A simple probability mean blend offered only a tiny gain! The mean‑prob ensemble reached 0.955723 OOF AUC, and a weighted 0.80/0.20 blend reached 0.955673. On the public leaderboard, the prior CatBoost‑centered ensemble landed around 0.95351. The marginal improvement is expected: these models make very similar errors, and CV performance is already constrained by the “~0.955 ceiling” from label noise and split luck.
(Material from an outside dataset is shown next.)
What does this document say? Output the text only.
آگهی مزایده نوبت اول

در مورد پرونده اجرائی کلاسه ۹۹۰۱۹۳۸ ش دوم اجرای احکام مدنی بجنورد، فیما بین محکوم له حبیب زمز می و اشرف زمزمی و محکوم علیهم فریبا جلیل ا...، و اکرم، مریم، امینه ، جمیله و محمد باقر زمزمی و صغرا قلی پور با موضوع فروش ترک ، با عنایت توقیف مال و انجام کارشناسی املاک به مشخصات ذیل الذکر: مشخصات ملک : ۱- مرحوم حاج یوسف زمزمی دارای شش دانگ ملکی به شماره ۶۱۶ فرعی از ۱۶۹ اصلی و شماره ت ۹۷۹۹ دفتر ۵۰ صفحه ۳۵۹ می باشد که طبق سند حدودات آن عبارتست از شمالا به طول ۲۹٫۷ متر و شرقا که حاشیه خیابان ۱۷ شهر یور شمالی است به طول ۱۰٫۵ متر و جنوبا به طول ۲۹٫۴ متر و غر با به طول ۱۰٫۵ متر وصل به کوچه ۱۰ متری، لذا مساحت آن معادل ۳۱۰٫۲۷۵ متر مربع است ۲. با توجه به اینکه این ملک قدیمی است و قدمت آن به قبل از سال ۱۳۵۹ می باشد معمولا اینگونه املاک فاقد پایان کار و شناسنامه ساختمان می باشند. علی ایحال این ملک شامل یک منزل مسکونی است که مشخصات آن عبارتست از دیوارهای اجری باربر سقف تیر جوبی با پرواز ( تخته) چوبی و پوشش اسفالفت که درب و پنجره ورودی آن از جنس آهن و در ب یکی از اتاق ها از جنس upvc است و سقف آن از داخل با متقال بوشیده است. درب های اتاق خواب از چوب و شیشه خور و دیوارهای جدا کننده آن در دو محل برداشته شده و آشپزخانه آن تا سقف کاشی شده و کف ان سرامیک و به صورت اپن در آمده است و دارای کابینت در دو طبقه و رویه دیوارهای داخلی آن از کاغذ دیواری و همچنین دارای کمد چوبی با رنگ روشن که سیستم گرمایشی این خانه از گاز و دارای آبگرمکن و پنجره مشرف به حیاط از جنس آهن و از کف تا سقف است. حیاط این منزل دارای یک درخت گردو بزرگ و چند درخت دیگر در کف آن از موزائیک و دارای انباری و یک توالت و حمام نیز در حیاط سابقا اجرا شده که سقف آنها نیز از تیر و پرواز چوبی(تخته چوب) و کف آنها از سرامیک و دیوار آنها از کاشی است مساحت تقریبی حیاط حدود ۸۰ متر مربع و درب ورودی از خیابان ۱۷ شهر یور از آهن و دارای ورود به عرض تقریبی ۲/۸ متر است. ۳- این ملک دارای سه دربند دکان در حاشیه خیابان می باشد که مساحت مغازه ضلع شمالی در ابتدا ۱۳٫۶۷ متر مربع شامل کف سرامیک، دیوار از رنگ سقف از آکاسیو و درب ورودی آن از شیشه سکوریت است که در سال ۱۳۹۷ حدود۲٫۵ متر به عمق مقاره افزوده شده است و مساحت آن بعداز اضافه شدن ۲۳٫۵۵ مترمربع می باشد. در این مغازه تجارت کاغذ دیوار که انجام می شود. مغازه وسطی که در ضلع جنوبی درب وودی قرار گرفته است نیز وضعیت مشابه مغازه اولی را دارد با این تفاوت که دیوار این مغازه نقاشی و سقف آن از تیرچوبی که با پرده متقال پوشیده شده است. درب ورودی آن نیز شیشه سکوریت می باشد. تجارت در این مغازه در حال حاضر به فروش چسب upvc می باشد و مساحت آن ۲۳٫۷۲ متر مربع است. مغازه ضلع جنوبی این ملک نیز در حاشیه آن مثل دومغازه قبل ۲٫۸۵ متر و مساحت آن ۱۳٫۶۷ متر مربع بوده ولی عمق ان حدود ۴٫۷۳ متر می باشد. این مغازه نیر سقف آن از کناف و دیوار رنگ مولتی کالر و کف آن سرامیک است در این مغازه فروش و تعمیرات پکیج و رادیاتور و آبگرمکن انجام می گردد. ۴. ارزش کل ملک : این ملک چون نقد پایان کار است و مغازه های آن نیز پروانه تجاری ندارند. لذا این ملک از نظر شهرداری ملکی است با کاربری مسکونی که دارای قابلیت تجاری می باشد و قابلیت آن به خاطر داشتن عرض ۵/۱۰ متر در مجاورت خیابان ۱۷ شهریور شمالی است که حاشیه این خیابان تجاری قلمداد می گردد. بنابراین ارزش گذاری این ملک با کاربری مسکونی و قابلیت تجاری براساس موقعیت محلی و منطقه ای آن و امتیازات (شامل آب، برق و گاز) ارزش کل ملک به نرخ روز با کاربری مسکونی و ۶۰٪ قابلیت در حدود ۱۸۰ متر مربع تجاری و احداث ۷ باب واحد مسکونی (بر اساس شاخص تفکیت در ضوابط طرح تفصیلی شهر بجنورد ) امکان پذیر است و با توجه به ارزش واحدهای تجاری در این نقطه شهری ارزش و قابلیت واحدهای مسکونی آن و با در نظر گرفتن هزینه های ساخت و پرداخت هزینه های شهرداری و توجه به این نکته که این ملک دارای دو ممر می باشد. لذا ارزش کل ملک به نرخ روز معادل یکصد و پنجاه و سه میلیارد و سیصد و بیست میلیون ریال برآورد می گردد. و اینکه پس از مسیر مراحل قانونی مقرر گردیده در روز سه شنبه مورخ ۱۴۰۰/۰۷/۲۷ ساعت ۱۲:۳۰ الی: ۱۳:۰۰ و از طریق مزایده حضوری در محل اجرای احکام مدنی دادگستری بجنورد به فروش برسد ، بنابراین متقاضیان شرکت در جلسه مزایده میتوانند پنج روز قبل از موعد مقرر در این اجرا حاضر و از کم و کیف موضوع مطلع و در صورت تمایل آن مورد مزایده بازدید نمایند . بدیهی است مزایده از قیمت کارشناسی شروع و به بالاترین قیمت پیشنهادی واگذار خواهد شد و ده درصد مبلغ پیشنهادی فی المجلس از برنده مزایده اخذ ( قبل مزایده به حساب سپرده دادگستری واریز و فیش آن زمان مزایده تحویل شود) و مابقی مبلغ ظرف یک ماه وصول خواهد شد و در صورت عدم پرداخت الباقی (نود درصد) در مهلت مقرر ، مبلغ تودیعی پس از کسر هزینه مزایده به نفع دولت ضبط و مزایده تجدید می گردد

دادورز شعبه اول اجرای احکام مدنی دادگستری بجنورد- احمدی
Next steps are focused on diversity rather than more of the same model: stacking with a logistic regression meta‑model over OOF predictions, conditional label‑noise modeling and rank‑based adjustment, and wider seed bagging to further stabilize output. These are aimed at improving ranking rather than raw probabilities, which matters most for AUC.

  • OOF AUC: CatBoost 0.955611, RealMLP 0.955689.
  • Simple blend: mean‑prob 0.955723, weighted 0.80/0.20 0.955673.
  • Public LB (prior CatBoost ensemble): 0.95351.
  • Why gains are small: high model correlation + CV split luck near the 0.955 ceiling.
  • Planned: stacking over OOFs, conditional noise modeling, and expanded seed bagging.

Result

Top LB writeup

Diversity, Selection, and Trusting the CV–LB Relation

His idea is to create multiple slightly different models, select an effective combination of them, and then combine their outputs using a simple linear model. This approach works very well. In this case, the person tried to do as much feature engineering and model training as possible. From this, I think that binning, digit features, and frequency encoding are likely the main feature engineering techniques we need to apply in this competition.

Additionally, the person used Gradient Boosting, LightGBM, CatBoost, and a real MLP model, which are all approaches that we discussed in the discussion post.

You do not always need one dominant “magic” model.

To me, this was very insightful. In the key takeaways, he mentioned several points, including that we do not necessarily need one huge model to win the competition. Instead, it is more important to conduct extensive research, understand the data, and experiment with different approaches and training models to determine which methods are most effective.


Avoid leaks and overfitting

He talked that data leakage was the biggest risk in this competition, so he wanted to avoid using a technique called target encoding and using a great cross-validation technique in this so that he can ensure the validating data was never used in the creating a feature. Success came from avoiding leakage, preventing overfitting, and combining multiple diverse models with stacking, rather than building one extremely complex model.